BDCricTime
- Logo of BDCricTime
- Website type: Cricket news website
- Available in: English, Bengali
- Headquarters: Dhaka, Bangladesh
- Founder: Md. Jabed Ali (Editor-in-chief)
- Website: https://www.bdcrictime.com
- Commercial: Yes
- Launched: 21 September 2011
- Current status: Active

= BDCricTime =

Bangladeshi cricket news website

BDCricTime is a Bangladeshi cricket news website founded by Md. Jabed Ali on 21 September 2011. It publishes cricket news, match coverage, live scores and statistical information in Bengali and English, and also operates a mobile application.

In February 2026, BDCricTime received registration from the Ministry of Information and Broadcasting, becoming Bangladesh's first registered cricket news portal.

==History==

BDCricTime was founded by Md. Jabed Ali in 2011 under the name BDCricTeam. It initially operated as a social media-based cricket platform before expanding its coverage across digital platforms.

In 2014, BDCricTime expanded its presence across several social media platforms. At the end of 2016, it changed its name from BDCricTeam to BDCricTime.

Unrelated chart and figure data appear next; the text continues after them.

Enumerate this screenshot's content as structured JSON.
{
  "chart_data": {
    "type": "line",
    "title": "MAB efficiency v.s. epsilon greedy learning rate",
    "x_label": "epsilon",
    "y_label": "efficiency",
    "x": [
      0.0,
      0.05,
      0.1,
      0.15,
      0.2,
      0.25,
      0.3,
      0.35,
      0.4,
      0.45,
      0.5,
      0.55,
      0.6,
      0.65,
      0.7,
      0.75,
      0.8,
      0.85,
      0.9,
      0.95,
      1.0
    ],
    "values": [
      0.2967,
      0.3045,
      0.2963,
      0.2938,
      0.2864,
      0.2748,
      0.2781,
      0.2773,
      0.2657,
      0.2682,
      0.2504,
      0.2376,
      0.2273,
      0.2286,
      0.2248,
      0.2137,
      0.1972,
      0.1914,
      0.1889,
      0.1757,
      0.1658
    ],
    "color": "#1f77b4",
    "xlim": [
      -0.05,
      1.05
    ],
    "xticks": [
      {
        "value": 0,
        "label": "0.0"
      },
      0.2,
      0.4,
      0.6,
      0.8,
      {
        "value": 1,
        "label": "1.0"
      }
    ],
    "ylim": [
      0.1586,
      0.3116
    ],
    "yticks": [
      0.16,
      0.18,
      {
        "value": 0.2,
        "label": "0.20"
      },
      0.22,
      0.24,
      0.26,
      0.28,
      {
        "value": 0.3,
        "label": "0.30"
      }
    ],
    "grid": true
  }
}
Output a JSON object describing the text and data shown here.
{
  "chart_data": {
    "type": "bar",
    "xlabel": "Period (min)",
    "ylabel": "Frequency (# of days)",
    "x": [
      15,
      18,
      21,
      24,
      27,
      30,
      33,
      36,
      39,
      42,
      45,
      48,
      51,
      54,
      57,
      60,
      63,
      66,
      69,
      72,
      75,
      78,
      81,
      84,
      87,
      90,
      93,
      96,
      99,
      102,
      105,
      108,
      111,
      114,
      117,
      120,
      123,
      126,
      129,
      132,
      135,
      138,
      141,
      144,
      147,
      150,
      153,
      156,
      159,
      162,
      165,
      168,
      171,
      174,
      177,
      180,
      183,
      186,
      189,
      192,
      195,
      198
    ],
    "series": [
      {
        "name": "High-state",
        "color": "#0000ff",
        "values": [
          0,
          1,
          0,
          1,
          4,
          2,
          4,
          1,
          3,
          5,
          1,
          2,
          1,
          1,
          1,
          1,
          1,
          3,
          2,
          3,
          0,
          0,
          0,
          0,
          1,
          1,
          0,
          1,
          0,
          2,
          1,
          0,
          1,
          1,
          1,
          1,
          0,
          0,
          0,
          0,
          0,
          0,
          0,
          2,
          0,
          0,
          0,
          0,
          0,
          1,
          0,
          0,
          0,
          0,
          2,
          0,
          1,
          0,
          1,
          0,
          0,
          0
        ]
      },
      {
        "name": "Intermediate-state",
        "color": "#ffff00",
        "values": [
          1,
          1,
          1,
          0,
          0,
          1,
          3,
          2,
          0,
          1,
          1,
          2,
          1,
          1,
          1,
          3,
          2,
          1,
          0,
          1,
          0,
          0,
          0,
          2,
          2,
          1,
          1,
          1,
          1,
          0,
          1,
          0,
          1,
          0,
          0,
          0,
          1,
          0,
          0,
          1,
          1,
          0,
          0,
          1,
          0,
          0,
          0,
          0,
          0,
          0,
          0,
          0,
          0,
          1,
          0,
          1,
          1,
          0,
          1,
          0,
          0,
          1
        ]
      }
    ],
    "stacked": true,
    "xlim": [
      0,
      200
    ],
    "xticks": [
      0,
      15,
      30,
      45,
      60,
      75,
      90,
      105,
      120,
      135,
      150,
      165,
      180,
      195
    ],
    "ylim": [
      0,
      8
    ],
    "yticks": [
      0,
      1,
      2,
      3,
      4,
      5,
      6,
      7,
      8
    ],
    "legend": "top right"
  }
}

By 2021, BDCricTime was publishing cricket news and other features in Bengali and English, including live scores, tournament information, team and player details, ICC rankings and statistical information. It had more than 30 employees at the time.

In July 2021, BDCricTime launched an Android application featuring ball-by-ball live scores, tournament information, team and player details and ICC rankings.

In December 2025, BDCricTime reached 10 million followers on Facebook. The milestone was marked at an event in Mirpur attended by the then-president of Bangladesh Cricket Board Aminul Islam Bulbul and former Bangladesh national team captains Khaled Mashud and Mohammad Ashraful.

==Content==

BDCricTime publishes cricket news and other features in Bengali and English, including live scores, tournament information, team and player details, ICC rankings and statistical information.

In July 2021, BDCricTime launched an Android application featuring ball-by-ball live scores, tournament information, team and player details and ICC rankings.

==Recognition==

In 2019, BDCricTime was named first runner-up in the Media & Entertainment category at the BASIS National ICT Awards.

In September 2025, BDCricTime founder Md. Jabed Ali received the Commonwealth Business Excellence Award for Best Entrepreneur in Malaysia in recognition of his work in digital sports media through BDCricTime.

In September 2025, BDCricTime was honoured in the Journalism category at the National Influence Awards 2025, with Jabed Ali receiving the award on behalf of the organisation.

In March 2026, BDCricTime was honoured by the Australia chapter of the Television Reporters Unity of Bangladesh (TRAB) for its work in sports journalism. An honorary memento was presented to Jabed Ali during an event in Sydney.